L’idée d’un « Christianistan » est un piège. On en a expérimenté les dangers au Liban. Les chrétiens n’en veulent pas. Ils veulent être partie prenante de la société irakienne. Reste la question de sécurité pour ces villages chrétiens.
Des milices chrétiennes ?
Les chrétiens n’en veulent pas non plus ; un jeune chrétien irakien fait son service militaire ; il assure la défense dans le cadre de l’armée nationale. De toute façon, ils n’auraient jamais les moyens d’une force autonome. S’ils parviennent à rentrer chez eux, il leur faudra certes désormais une sorte de police de sécurité, mais dans le cadre d’une reconnaissance comme une composante à part entière de la société irakienne. Le moins possible en se laissant instrumentaliser par une partie ou une autre, comme cela peut être le cas actuellement dans le cadre de la conquête annoncée de Raqqa en Syrie par des milices kurdes armées et entraînées par les Américains.
L’intervention russe a-t-elle fait avancer le dossier ?
La Russie s’est engagée pour protéger ses intérêts nationaux, essentiellement ses bases et ses relais politiques, pas pour sauver les chrétiens d’Orient.
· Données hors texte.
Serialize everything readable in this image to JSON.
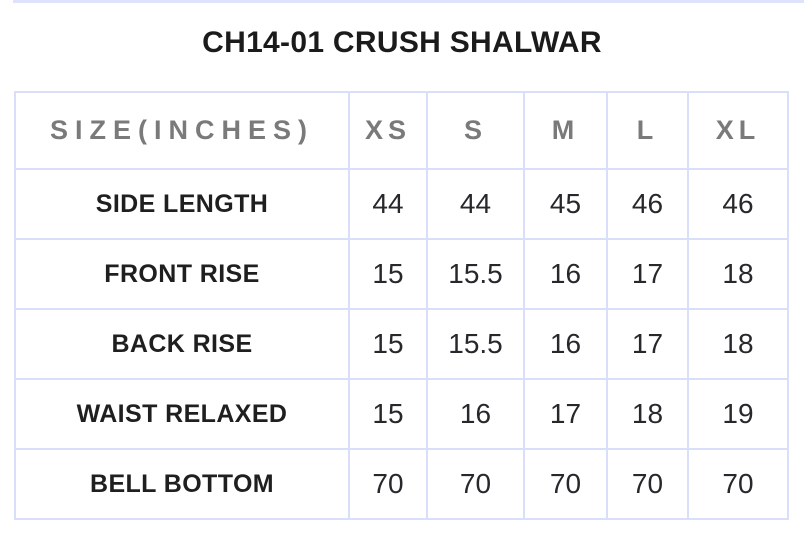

Ceux-ci se laissent parfois trop bercer par Poutine. Les Russes n’ont pas été plus efficaces que la Coalition contre Daech.
La France n’a pas démérité. Elle est sans doute le pays le plus sincèrement engagé dans le conflit, avant tous les Européens, mais elle est aussi engagée sur plusieurs fronts (le Sahel) et ne peut agir seule.
Comment cette guerre pourrait-elle se terminer ?
Je ne vois pas de solution nationale. Assad n’a jamais été aussi puissant. Une entente entre superpuissances est improbable. Remettre en cause les frontières internationales serait une très mauvaise idée : si on commence où va-t-on s’arrêter ? On ne s’en sortira pas.
J’imagine qu’il faudra repartir du terrain, des communautés de base, figer des zones d’influence à titre provisoire pour permettre l’accès à l’aide humanitaire, le retour des populations qui le souhaitent, la reconstruction — qui aura un coût phénoménal — et à partir de là rebâtir un dialogue politique. Mais je suis un prêtre, pas un diplomate ni un militaire.
Pour l’Œuvre d’Orient, la survenance de ces crises a-t-elle renversé l’ordre des priorités ?
Grâce à l’aide de nos généreux donateurs, qui nous a permis de doubler notre budget, nous avons pu faire face à l’aide humanitaire d’urgence sans préjudice pour nos missions traditionnelles que sont l’aide à l’éducation et à la santé et le soutien aux paroisses.